„Maria”: Pablo Larraín reżyseruje biografię Marii Callas

Pełna sprzeczności i namiętności, olśniewająca na scenie, dramatyczna poza nią. Uwikłana w romans z najbogatszym wówczas człowiekiem świata (czyli Arystotelesem Onassisem), bohaterka licznych skandali... Życie Marii Callas nie od dziś fascynuje filmowców i filmowczynie.

Losy greckiej śpiewaczki operowej, primadonny mediolańskiej La Scali i Metropolitan Opera w Nowym Jorku, to gotowy scenariusz na niejeden (melo)dramat. I nic dziwnego, że na ekranach niejednokrotnie można już było oglądać biograficzne próby uchwycenia fenomenu „primadonny stulecia” (dość wymienić obrazy „Wieczna Callas” Franca Zeffirelliego z 2002 roku czy „Callas & Onassis” Giorgia Capitaniego z 2005 roku). Teraz z legendą postanowił zmierzyć się Pablo Larraín.

Nominowany do Oscara chilijski reżyser zyskał międzynarodowy rozgłos jako autor „nietypowych” biopików i rewelacyjnych kobiecych portretów filmowych. W „Jackie” (2016) z Natalie Portman w roli głównej skupił uwagę na postaci żony prezydenta Johna F. Kennedy'ego tuż po zamachu i zabójstwie jej męża w 1963 roku (co ciekawe, to właśnie dla Jackie kochanek Marii Callas, Arystoteles Onassis, porzucił diwę). Z kolei w najnowszym swoim dziele, „Spencer” (2021) z Kristen Stewart na pierwszym planie, Larraín skoncentrował się na bożonarodzeniowym weekendzie, podczas którego księżna Diana podejmuje decyzję o rozwodzie z księciem Karolem. Jaki tym razem pomysł znalazł na opowiedzenie o swojej bohaterce?

Biografia Marii Callas z Angeliną Jolie w roli głównej

Zgodnie z pierwszymi oficjalnymi komunikatami film zatytułowany po prostu „Maria” będzie burzliwą, piękną i tragiczna historią życia największej śpiewaczki operowej na świecie, wracającą we wspomnieniach podczas jej ostatnich dni w Paryżu w latach 70.

Scenarzystą jest Steven Knight – ten sam, który odpowiadał za materiał literacki do fabuły filmu „Spencer”, a także m.in. stworzył serial „Peaky Blinders”. W roli tytułowej wystąpi Angelina Jolie, której nikomu chyba nie trzeba przedstawiać, i która tak mówi o swoim angażu:

Bardzo poważnie traktuję odpowiedzialność pokazania życia i spuścizny Marii.
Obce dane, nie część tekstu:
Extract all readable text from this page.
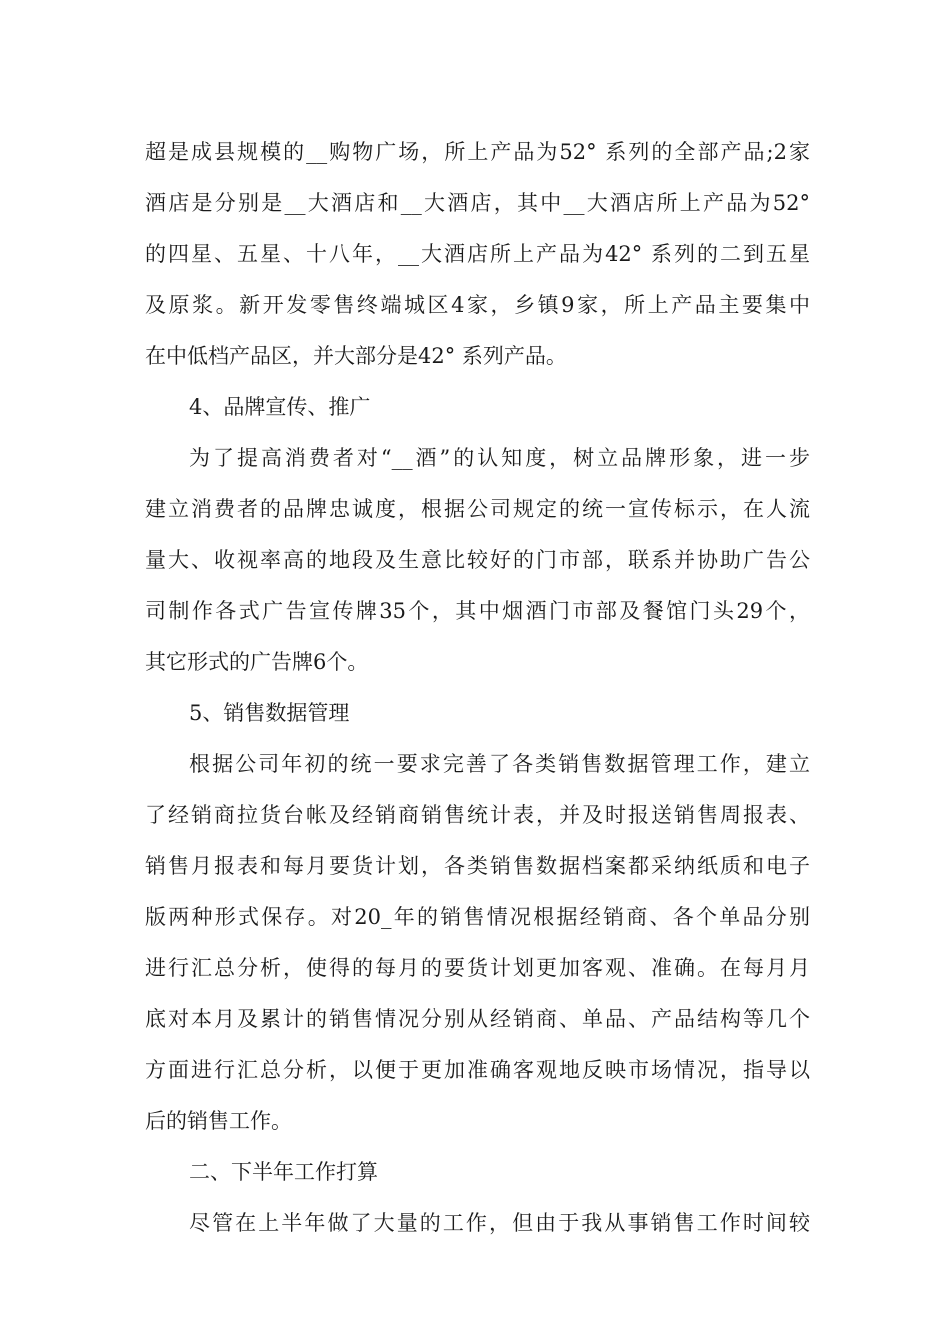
超是成县规模的__购物广场，所上产品为52° 系列的全部产品;2家
酒店是分别是__大酒店和__大酒店，其中__大酒店所上产品为52°
的四星、五星、十八年，__大酒店所上产品为42° 系列的二到五星
及原浆。新开发零售终端城区4家，乡镇9家，所上产品主要集中
在中低档产品区，并大部分是42° 系列产品。
4、品牌宣传、推广
为了提高消费者对“__酒”的认知度，树立品牌形象，进一步
建立消费者的品牌忠诚度，根据公司规定的统一宣传标示，在人流
量大、收视率高的地段及生意比较好的门市部，联系并协助广告公
司制作各式广告宣传牌35个，其中烟酒门市部及餐馆门头29个，
其它形式的广告牌6个。
5、销售数据管理
根据公司年初的统一要求完善了各类销售数据管理工作，建立
了经销商拉货台帐及经销商销售统计表，并及时报送销售周报表、
销售月报表和每月要货计划，各类销售数据档案都采纳纸质和电子
版两种形式保存。对20_年的销售情况根据经销商、各个单品分别
进行汇总分析，使得的每月的要货计划更加客观、准确。在每月月
底对本月及累计的销售情况分别从经销商、单品、产品结构等几个
方面进行汇总分析，以便于更加准确客观地反映市场情况，指导以
后的销售工作。
二、下半年工作打算
尽管在上半年做了大量的工作，但由于我从事销售工作时间较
Zrobię wszystko, by sprostać wyzwaniu. Pablo Larraín to reżyser, którego podziwiam od dawna. Możliwość opowiedzenia z nim historii Marii według scenariusza Stevena Knighta to marzenie.

W oficjalnych komunikatach promujących najnowszy projekt chilijskiego twórcy on sam stwierdza, że zrobienie tego z Angeliną, niezwykle odważną i ciekawą artystką, to fascynująca okazja. Prawdziwy prezent. Larraín przyznaje też, że możliwość połączenia jego  dwóch najbardziej głębokich i osobistych pasji, kina i opery, była jego marzeniem od długiego czasu.

Na ten moment nieznane są żadne szczegóły dotyczące terminu rozpoczęcia prac na planie zdjęciowym ani planowanej daty premiery. Będziemy was informować, gdy tylko pojawią się jakieś aktualizacje w temacie.